Resolutions opposing the nuclear waste facility have been passed by nearly every city, township and county in the Blue Water Area, as well as the Michigan Senate.
“We encourage you to carefully review and give weight to the thoughtful comments of concerned citizens who have signed the petition and expressed their opposition,” Fernandez wrote to McKenna. “Given the large number of petition comments, we are providing a sample selection for your perusal.”…..
The vast majority of signees of the STGLND petitions are everyday residents of the Great Lakes Basin, especially Ontario and Michigan. But a number of highly visible politicians and professionals signed the petition.

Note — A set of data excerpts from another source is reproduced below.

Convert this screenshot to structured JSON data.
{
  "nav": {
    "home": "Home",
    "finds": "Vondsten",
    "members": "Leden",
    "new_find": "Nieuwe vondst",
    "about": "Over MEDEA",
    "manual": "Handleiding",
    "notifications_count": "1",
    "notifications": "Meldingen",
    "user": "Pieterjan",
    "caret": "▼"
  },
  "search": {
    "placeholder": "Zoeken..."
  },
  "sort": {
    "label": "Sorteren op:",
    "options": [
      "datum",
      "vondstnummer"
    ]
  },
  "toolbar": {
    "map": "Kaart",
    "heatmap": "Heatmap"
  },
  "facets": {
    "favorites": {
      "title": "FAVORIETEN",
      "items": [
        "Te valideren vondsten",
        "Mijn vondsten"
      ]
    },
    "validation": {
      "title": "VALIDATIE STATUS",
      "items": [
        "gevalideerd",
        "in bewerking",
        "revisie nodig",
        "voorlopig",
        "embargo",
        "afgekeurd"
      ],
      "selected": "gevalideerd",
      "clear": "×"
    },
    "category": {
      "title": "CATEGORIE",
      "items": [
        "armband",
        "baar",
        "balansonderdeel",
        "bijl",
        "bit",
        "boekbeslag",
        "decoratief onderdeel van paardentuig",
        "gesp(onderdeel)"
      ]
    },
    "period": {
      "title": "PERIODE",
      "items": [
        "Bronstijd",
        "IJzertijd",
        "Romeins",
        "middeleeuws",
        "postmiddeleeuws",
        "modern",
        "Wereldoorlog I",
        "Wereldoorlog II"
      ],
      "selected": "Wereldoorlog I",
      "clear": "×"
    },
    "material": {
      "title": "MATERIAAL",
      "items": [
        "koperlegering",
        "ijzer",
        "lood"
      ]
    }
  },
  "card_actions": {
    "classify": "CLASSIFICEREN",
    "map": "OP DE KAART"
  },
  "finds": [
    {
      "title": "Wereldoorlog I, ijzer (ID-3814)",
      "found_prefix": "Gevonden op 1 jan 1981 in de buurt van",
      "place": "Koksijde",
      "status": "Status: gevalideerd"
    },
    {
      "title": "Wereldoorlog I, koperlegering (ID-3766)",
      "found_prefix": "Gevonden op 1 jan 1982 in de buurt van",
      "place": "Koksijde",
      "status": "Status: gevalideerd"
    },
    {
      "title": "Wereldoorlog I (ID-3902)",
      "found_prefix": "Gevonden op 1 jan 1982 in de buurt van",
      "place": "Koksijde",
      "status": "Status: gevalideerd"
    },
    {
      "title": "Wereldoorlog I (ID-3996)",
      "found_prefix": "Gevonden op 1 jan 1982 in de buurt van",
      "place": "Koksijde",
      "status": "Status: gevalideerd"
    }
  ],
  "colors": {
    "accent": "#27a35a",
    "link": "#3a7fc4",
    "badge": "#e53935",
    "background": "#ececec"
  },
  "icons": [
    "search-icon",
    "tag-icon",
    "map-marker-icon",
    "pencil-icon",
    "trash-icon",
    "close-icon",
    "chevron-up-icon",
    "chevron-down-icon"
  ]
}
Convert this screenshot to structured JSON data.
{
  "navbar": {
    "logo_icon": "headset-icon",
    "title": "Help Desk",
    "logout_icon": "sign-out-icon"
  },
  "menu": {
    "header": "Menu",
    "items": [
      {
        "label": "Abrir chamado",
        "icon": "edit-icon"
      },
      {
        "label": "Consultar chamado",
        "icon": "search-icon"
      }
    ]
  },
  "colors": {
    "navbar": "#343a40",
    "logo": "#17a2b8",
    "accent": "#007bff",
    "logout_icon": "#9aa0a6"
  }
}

“Petition signatories include First Nation Chiefs and Peoples, prominent and distinguished Canadians, former Assistant Deputy Attorney General (Ontario), former deputy minister of the environment (Ontario), Companions, Officers and Members of the Order of Canada, doctors, scientists, geologists, professors, lawyers, engineers, teachers, artists, church leaders, members of Canada’s armed forces, and U.S. politicians and citizens (of) the U.S. and of other countries of the world,” Fernandez wrote.
Among the signees were six First Nation Chiefs, but not the nearby Saugeen Ojibway, the consent of which OPG says is critical to the project; three MPs; Dr. John Sass, a Port Huron and Grand Bend resident and retired geologist who worked on the U.S. Geological Survey regarding nuclear waste storage at Yucca Mountain; the late Farley Mowatt, environmental writer; Dr. Gordon Edwards, who has spoken numerous times in Port Huron about the waste facility; Michigan State Sens. Phil Pavlov (R-St. Clair Twp.) and Hoon-Yung Hopgood (D-Taylor); and Michigan State Rep. Sarah Roberts (D-St. Clair Shores).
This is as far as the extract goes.